|
da: https://www.ilfattoquotidiano.it/2017/01/30/m5s-conosciamo-davvero-luigi-di-maio/3349362/
|
|
Rosario Pesce
|
|
Uno dei punti qualificanti della politica è la decisione, che è il momento in cui la volontà viene cristallizzata in un atto che segna, in modo inequivocabile, la plastica realizzazione di una sovranità politica.
Non sempre è facile giungere ad una decisione e compito della democrazia è quello, in particolare, di indicare il percorso, la metodologia, l’iter, il protocollo con cui pervenire, finalmente, alla decisione.
La democrazia non è, però, costruita a sua volta secondo un modello unico.
Esistono due distinti modelli, quella diretta e quella parlamentare, che sono presenti in diversi Paesi d’Europa, secondo la tradizione culturale e quella istituzionale di ciascuno di questi.
La nostra, come quella tedesca, è una classica democrazia parlamentare, nata dallo spirito kelseniano, che informò le Costituzioni del dopo-prima guerra mondiale, che vennero poi imitate dai Costituenti italiani, quando realizzarono la loro opera di scrittura della nostra Carta nel biennio 1946/47.
La Francia e gli Stati Uniti, invece, hanno seguito una tradizione diversa, quella della democrazia diretta, che si è poi tradotta in due modelli di Stato, la Repubblica semi-presidenzialistica e quella presidenzialistica, che costituiscono due importanti riferimenti nel mondo intero.

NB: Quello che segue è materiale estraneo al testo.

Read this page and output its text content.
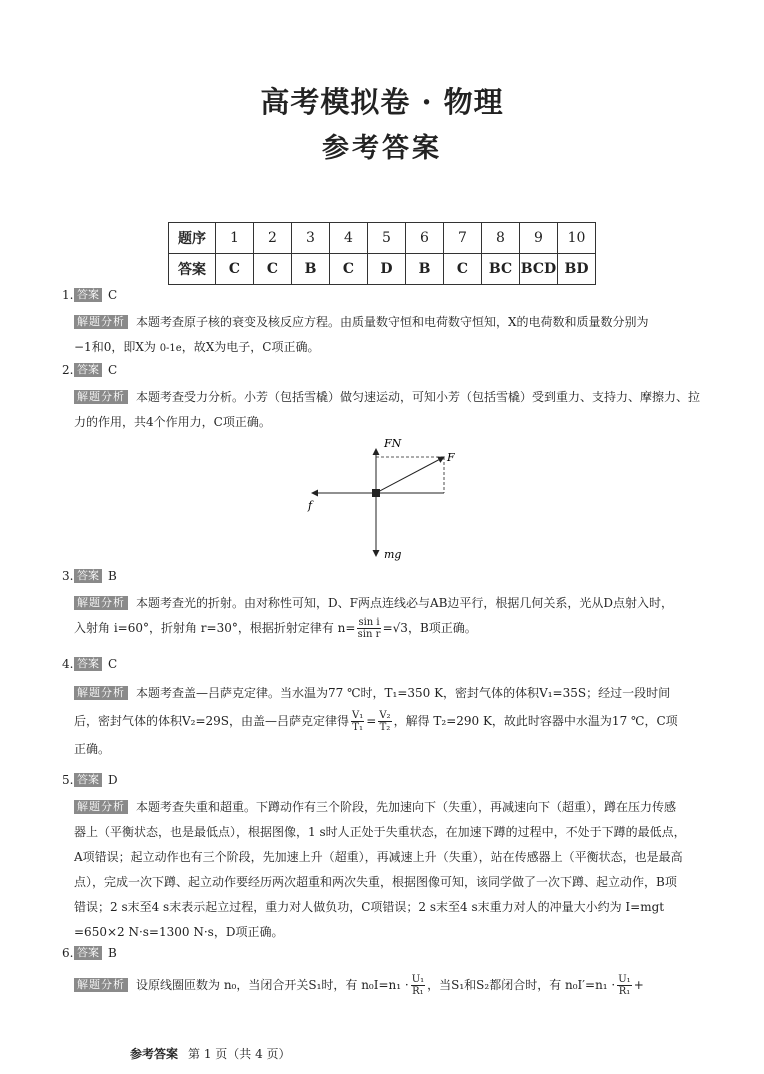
高考模拟卷 · 物理
参考答案
题序	1	2	3	4	5	6	7	8	9	10
答案	C	C	B	C	D	B	C	BC	BCD	BD
1. 答案 C
解题分析 本题考查原子核的衰变及核反应方程。由质量数守恒和电荷数守恒知，X的电荷数和质量数分别为
−1和0，即X为 0-1e，故X为电子，C项正确。
2. 答案 C
解题分析 本题考查受力分析。小芳（包括雪橇）做匀速运动，可知小芳（包括雪橇）受到重力、支持力、摩擦力、拉
力的作用，共4个作用力，C项正确。
FN
F
f
mg
3. 答案 B
解题分析 本题考查光的折射。由对称性可知，D、F两点连线必与AB边平行，根据几何关系，光从D点射入时，
入射角 i=60°，折射角 r=30°，根据折射定律有 $n= \frac{\text{sin i}}{\text{sin r}} =√3$，B项正确。
4. 答案 C
解题分析 本题考查盖—吕萨克定律。当水温为77 ℃时，T₁=350 K，密封气体的体积V₁=35S；经过一段时间
后，密封气体的体积V₂=29S，由盖—吕萨克定律得 $\frac{\text{V₁}}{\text{T₁}} = \frac{\text{V₂}}{\text{T₂}}$ ，解得 T₂=290 K，故此时容器中水温为17 ℃，C项
正确。
5. 答案 D
解题分析 本题考查失重和超重。下蹲动作有三个阶段，先加速向下（失重），再减速向下（超重），蹲在压力传感
器上（平衡状态，也是最低点），根据图像，1 s时人正处于失重状态，在加速下蹲的过程中，不处于下蹲的最低点，
A项错误；起立动作也有三个阶段，先加速上升（超重），再减速上升（失重），站在传感器上（平衡状态，也是最高
点），完成一次下蹲、起立动作要经历两次超重和两次失重，根据图像可知，该同学做了一次下蹲、起立动作，B项
错误；2 s末至4 s末表示起立过程，重力对人做负功，C项错误；2 s末至4 s末重力对人的冲量大小约为 I=mgt
=650×2 N·s=1300 N·s，D项正确。
6. 答案 B
解题分析 设原线圈匝数为 n₀，当闭合开关S₁时，有 $n_0I=n_1 \cdot \frac{\text{U₁}}{\text{R₁}}$ ，当S₁和S₂都闭合时，有 $n_0I'=n_1 \cdot \frac{\text{U₁}}{\text{R₁}}$ +
参考答案 第 1 页（共 4 页）
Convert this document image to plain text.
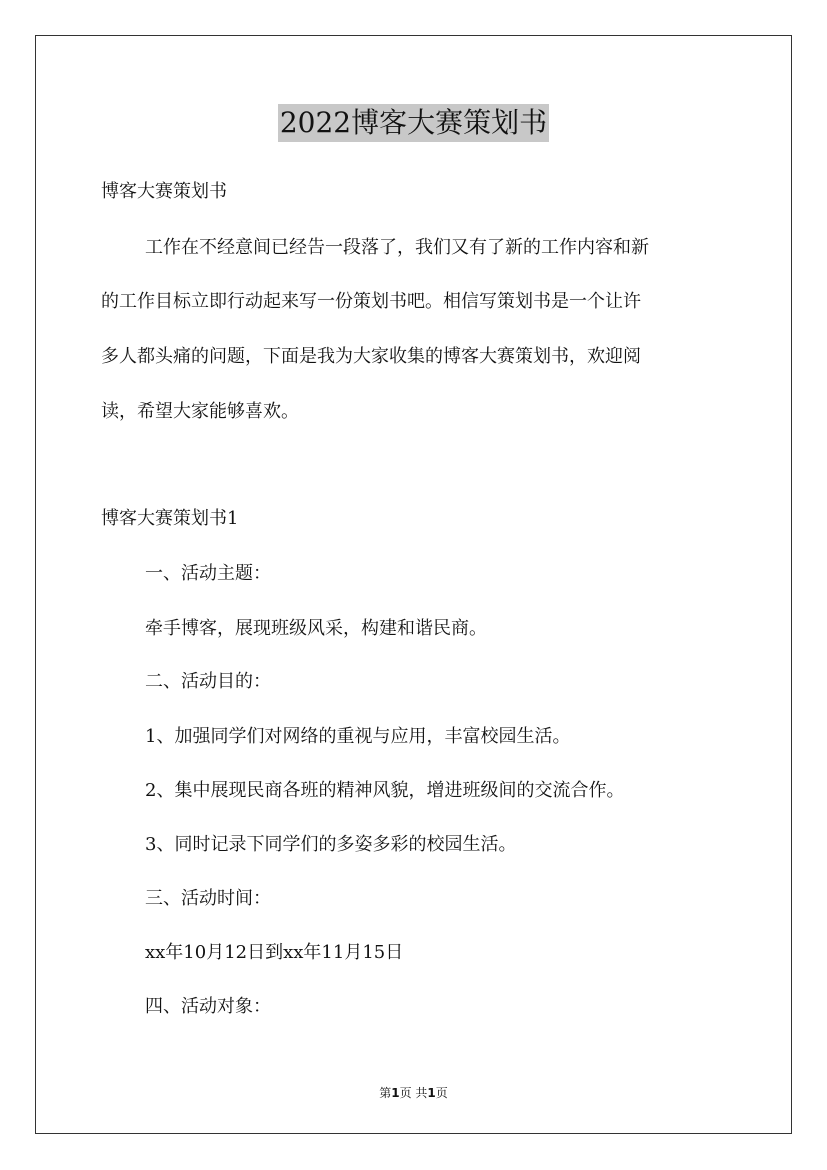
2022博客大赛策划书
博客大赛策划书
工作在不经意间已经告一段落了，我们又有了新的工作内容和新
的工作目标立即行动起来写一份策划书吧。相信写策划书是一个让许
多人都头痛的问题，下面是我为大家收集的博客大赛策划书，欢迎阅
读，希望大家能够喜欢。
博客大赛策划书1
一、活动主题：
牵手博客，展现班级风采，构建和谐民商。
二、活动目的：
1、加强同学们对网络的重视与应用，丰富校园生活。
2、集中展现民商各班的精神风貌，增进班级间的交流合作。
3、同时记录下同学们的多姿多彩的校园生活。
三、活动时间：
xx年10月12日到xx年11月15日
四、活动对象：
第1页 共1页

È ovvio che nessun modello è buono di per sé, ma deve essere in grado di assicurare due fattori, a volte non convergenti: la maggiore ampiezza possibile dello spettro della democrazia e, per altro verso, la piena efficacia dei processi decisionali, perché, dopo ogni confronto, deve comunque derivare un atto che sintetizzi la volontà politica.
Non sempre ciò è possibile, per cui in un caso si può cadere in un sottile rischio di decisionismo, mentre nel secondo si corre il rischio di cadere in un assemblearismo, che non si traduce in azione concreta.
Nel nostro Paese, fu in primis Bettino Craxi a porre il problema della forma dello Stato e della sua revisione, allo scopo di rendere più veloci i tempi di formazione dei Governi e di rendere più snelli i tempi di maturazione della legislazione e della composizione, dunque, della volontà politica, cominciando sin dalla riforma dei regolamenti parlamentari, che prevedevano ancora la regola del voto non palese, che era un utile alibi per i franchi tiratori e per chi era interessato a rallentare, soprattutto, la transizione e ratifica parlamentare degli atti governativi.
Discutere di Costituzione e della sua possibile revisione, certo, non è cosa facile, visto che i due partiti – quello della difesa dello status quo e quello della promozione di una riforma, magari secondo il modello della Quinta Repubblica Francese – saranno protagonisti del dibattito ancora nei prossimi anni, ma non si può negare che la questione non sia di stringente attualità, visto che le difficoltà evidenti nella composizione del Governo, all’indomani del voto del 4 marzo, pongono in evidenza l’esistenza di una crisi non solo politica, ma soprattutto istituzionale del nostro sistema, che si protrae almeno dagli anni Settanta del secolo scorso.
Le soluzioni politiche, quindi, di per sé non sono affatto sufficienti, ma è necessario che, molto seriamente e con il giusto atteggiamento di prudenza, si ipotizzi una riforma della Carta.
Forse, la stessa legislatura, appena iniziata, potrebbe sorprendere tutti, perché può divenire costituente, nonostante le vistose difficoltà incontrate in questo primo scorcio?